SELinux is a security architecture providing type-enforcement and 
RBAC on Linux. It is implemented using the Linux Security Modules
hooks which is intended to become a standard part of the kernel
distribution (by my understanding this won't happen until 2.5 / 2.6)

JFS seems to work ok in this if you make the appropriate additon
to the SELinux 'hooks.c' file, identifying jfs as a filesystem
with persistent inodes. There will probably be security modules which 
do not track security data by inode-mapping, I'm not concerned about 
those just now, however.

For a filesystem to 'play nice' in this environment I believe there
are 2 basic requirements (there ar probably others I've not thought
of yet :-(). 

1.   Inode:file mapping needs to be unique and persistent.

2.   Generally writes to the filesystem need to be routed 
     through the LSM code. I believe that this effectively
     means there should be no *security-meaningful* calls
     which do not use the VFS interface.

So, questions for the JFS developers:

Is inode-file mapping persistent? Is it possible for mapping to
be changed during log restore or other operations.

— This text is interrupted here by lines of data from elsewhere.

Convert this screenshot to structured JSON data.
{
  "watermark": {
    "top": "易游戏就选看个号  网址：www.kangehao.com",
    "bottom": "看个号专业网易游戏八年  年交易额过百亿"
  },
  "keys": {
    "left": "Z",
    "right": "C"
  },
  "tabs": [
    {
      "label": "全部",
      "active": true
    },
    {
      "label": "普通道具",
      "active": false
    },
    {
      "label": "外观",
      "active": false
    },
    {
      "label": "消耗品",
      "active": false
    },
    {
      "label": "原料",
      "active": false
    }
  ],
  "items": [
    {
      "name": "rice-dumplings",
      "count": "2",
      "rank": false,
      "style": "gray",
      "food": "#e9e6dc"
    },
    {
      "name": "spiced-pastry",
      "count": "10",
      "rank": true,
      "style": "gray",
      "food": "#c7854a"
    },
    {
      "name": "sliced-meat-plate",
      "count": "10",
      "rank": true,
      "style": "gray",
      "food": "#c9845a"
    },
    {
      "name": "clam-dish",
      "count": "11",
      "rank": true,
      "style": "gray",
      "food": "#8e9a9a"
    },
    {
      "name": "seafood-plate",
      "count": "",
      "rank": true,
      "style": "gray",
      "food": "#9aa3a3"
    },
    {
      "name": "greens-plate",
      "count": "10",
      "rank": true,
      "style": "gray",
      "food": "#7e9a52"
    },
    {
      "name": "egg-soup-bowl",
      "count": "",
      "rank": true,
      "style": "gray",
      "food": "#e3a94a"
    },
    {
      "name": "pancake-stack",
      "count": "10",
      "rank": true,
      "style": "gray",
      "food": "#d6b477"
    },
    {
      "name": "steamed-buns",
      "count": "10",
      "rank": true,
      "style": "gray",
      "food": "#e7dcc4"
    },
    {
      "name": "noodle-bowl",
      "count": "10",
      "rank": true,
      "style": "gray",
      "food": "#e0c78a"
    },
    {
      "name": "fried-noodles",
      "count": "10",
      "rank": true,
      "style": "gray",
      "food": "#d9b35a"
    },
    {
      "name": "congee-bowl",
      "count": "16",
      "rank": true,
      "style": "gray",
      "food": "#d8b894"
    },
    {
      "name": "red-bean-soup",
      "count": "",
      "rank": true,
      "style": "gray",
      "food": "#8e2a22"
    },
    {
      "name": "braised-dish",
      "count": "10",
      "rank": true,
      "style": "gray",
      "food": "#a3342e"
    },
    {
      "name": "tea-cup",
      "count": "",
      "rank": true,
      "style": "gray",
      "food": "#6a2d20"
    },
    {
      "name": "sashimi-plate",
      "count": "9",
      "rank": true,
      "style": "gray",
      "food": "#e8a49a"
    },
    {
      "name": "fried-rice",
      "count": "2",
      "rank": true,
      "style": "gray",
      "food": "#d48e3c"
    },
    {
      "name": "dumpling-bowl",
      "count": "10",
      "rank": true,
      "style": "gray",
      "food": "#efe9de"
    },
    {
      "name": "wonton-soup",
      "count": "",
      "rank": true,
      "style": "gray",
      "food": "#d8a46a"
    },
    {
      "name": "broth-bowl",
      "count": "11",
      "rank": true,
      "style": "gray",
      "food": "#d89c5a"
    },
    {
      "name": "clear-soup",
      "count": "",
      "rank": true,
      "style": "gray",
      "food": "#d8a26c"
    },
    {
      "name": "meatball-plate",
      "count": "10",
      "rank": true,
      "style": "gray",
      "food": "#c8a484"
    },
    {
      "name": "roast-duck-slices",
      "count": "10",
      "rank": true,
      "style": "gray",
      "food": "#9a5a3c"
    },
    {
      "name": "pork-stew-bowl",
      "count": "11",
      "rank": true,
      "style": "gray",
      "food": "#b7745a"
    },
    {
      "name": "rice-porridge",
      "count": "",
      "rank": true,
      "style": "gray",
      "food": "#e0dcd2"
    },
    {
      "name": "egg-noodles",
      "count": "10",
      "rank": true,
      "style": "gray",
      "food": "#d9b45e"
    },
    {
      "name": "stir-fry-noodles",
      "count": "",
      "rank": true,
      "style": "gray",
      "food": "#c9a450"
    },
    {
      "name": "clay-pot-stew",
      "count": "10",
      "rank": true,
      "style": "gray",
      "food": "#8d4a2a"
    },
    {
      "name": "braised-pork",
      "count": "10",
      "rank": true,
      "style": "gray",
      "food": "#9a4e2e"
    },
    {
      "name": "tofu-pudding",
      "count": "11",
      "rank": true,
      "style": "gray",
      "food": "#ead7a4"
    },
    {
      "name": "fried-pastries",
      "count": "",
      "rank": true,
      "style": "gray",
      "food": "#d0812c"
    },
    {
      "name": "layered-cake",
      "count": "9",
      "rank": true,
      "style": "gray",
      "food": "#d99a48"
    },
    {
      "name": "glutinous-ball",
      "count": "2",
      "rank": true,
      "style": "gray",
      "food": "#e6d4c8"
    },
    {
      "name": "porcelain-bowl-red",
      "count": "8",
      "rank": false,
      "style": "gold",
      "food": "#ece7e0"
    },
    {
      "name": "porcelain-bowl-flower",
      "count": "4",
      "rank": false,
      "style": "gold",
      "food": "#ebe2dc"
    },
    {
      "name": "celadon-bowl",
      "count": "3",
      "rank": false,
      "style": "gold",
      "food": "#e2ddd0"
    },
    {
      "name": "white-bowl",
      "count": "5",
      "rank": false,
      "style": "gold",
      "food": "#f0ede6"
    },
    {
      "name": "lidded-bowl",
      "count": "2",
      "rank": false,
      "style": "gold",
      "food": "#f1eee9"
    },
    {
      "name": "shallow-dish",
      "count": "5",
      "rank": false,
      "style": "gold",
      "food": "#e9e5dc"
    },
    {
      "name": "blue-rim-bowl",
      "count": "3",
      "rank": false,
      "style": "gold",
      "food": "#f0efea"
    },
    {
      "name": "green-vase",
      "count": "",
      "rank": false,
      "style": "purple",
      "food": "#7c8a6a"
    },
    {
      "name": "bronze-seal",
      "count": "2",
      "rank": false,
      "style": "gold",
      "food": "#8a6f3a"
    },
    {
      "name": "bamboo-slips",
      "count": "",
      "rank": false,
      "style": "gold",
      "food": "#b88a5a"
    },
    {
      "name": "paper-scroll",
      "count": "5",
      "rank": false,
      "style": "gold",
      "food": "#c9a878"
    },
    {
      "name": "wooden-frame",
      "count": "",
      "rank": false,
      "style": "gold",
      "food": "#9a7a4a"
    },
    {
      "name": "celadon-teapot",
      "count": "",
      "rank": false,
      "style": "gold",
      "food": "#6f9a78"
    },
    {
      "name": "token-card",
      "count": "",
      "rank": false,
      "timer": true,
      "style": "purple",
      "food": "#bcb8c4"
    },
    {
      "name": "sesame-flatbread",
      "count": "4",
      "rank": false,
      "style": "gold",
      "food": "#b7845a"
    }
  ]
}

Are there any new calls or interfaces which could circumvent the
standard VFS interface and allow security-significant changes to
be made to a filesystem.

I believe SELinux provides facility to limit fsck.jfs and its 
helpers, or logdump etc to appropriate security contexts and 
access to the raw devices. As above this would depend on the
code doing all /dev/* access thru the kernel I expect this is 
the case.

Parenthetically, In looking at jfsutils I note that there's no
'dump / restore' facility? Are there no inode-back utilitys?